Emerging Issues in Sanitation: Herd Protection, Sharing Between Households, and Joint Effects.

by James A. Fuller

Institution: University of Michigan
Department: Epidemiological Science
Degree: PhD
Year: 2015
Keywords: Sanitation; Epidemiology; Global Health; Public Health; Health Sciences
Record ID: 2057848
Full text PDF: http://hdl.handle.net/2027.42/111400


Sanitation (toilets and latrines) is considered one of the most important health advancements of modern times, yet over one third of the world still lacks basic access to sanitation services. In the coming year, the international community will likely adopt a global goal of reaching universal access by the year 2030. While much is known about the health benefits of improved sanitation, this dissertation seeks to address three emerging issues related to sanitation coverage: herd protection, sharing between households, and the joint effects of drinking water and sanitation. In chapter two, we explore the concept of herd protection, which occurs when an infectious disease intervention indirectly benefits those that do not receive it. We review the literature and highlight herd protective effects from interventions such as vaccines, insecticide treated bednets, and deworming drugs. We then use a mathematical model to highlight the mechanisms through which improving sanitation in some households can provide herd protection to the entire community. In chapter three, we build off of the conceptual work of chapter two by assessing herd protection from sanitation in 24 rural villages in northern coastal Ecuador.
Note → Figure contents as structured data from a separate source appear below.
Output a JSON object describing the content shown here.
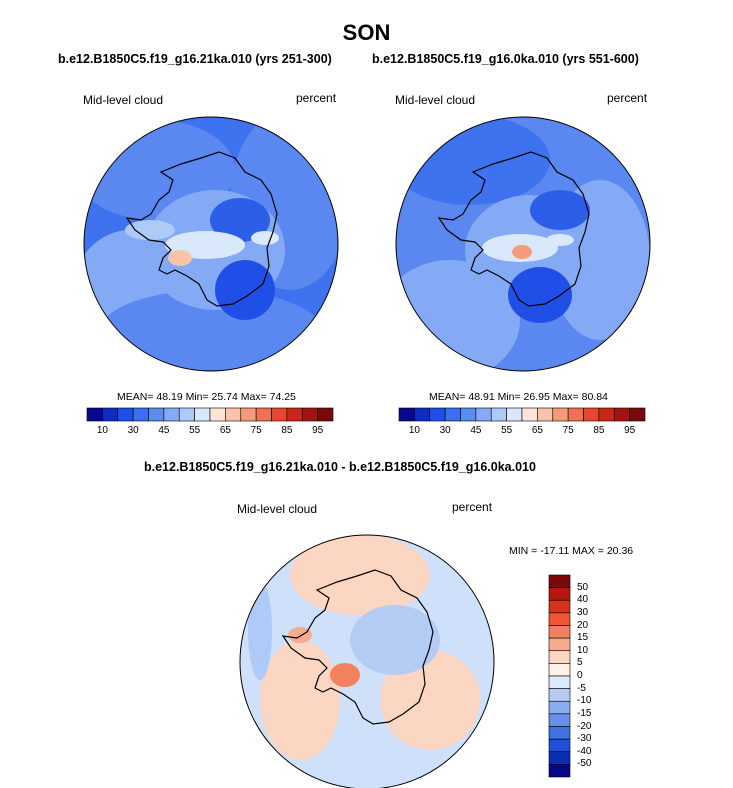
{
  "title": "SON",
  "panel_left": {
    "subtitle": "b.e12.B1850C5.f19_g16.21ka.010 (yrs 251-300)",
    "variable": "Mid-level cloud",
    "units": "percent",
    "stats": "MEAN=  48.19  Min=  25.74  Max=  74.25"
  },
  "panel_right": {
    "subtitle": "b.e12.B1850C5.f19_g16.0ka.010 (yrs 551-600)",
    "variable": "Mid-level cloud",
    "units": "percent",
    "stats": "MEAN=  48.91  Min=  26.95  Max=  80.84"
  },
  "panel_diff": {
    "subtitle": "b.e12.B1850C5.f19_g16.21ka.010 - b.e12.B1850C5.f19_g16.0ka.010",
    "variable": "Mid-level cloud",
    "units": "percent",
    "stats": "MIN = -17.11 MAX =  20.36"
  },
  "colorbar_main": {
    "colors": [
      "#08088c",
      "#0c2cc4",
      "#1f4fe6",
      "#3b6ef0",
      "#5b8cf2",
      "#84a9f5",
      "#aecbf7",
      "#d9e8fa",
      "#fde5d8",
      "#f9c3a9",
      "#f49b7c",
      "#ef7052",
      "#e5482e",
      "#c8281a",
      "#a31410",
      "#7a0a0a"
    ],
    "labels": [
      "10",
      "30",
      "45",
      "55",
      "65",
      "75",
      "85",
      "95"
    ]
  },
  "colorbar_diff": {
    "colors": [
      "#7a0a0a",
      "#b8160e",
      "#d8301c",
      "#ef5634",
      "#f4815e",
      "#f7ab8e",
      "#fbd6c2",
      "#fef0e6",
      "#dce9fb",
      "#b4ccf4",
      "#8aadef",
      "#6690ea",
      "#4171e4",
      "#2050d8",
      "#0c2cb4",
      "#08088c"
    ],
    "labels": [
      "50",
      "40",
      "30",
      "20",
      "15",
      "10",
      "5",
      "0",
      "-5",
      "-10",
      "-15",
      "-20",
      "-30",
      "-40",
      "-50"
    ]
  },
  "map_colors": {
    "ocean_left": "#3f72ee",
    "ocean_right": "#5a88f0",
    "diff_ocean": "#cfe0fa",
    "coast": "#000000"
  }
}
We find that children from neighborhoods with higher sanitation coverage were taller than children from areas with lower levels of coverage. In chapter four, we address the topic of sanitation facilities that are shared by multiple households, which is an increasingly common practice in urban slums and rural communities. Using data from, 51 Demographic and Health Surveys, we show that using such a facility is associated with an modest increase in diarrhea prevalence, but the effect varied across countries. In chapter five, we investigate the independent and joint effects of drinking water and sanitation. Using data from 217 Demographic and Health Surveys, we find that these services are largely independent, suggesting that they should be combined to maximize the benefit. We observe that the effect of water and sanitation varies across countries, and the effect of sanitation has diminished over time. This dissertation uses a variety of methods to highlight the importance of access to adequate sanitation at the household and at the community level.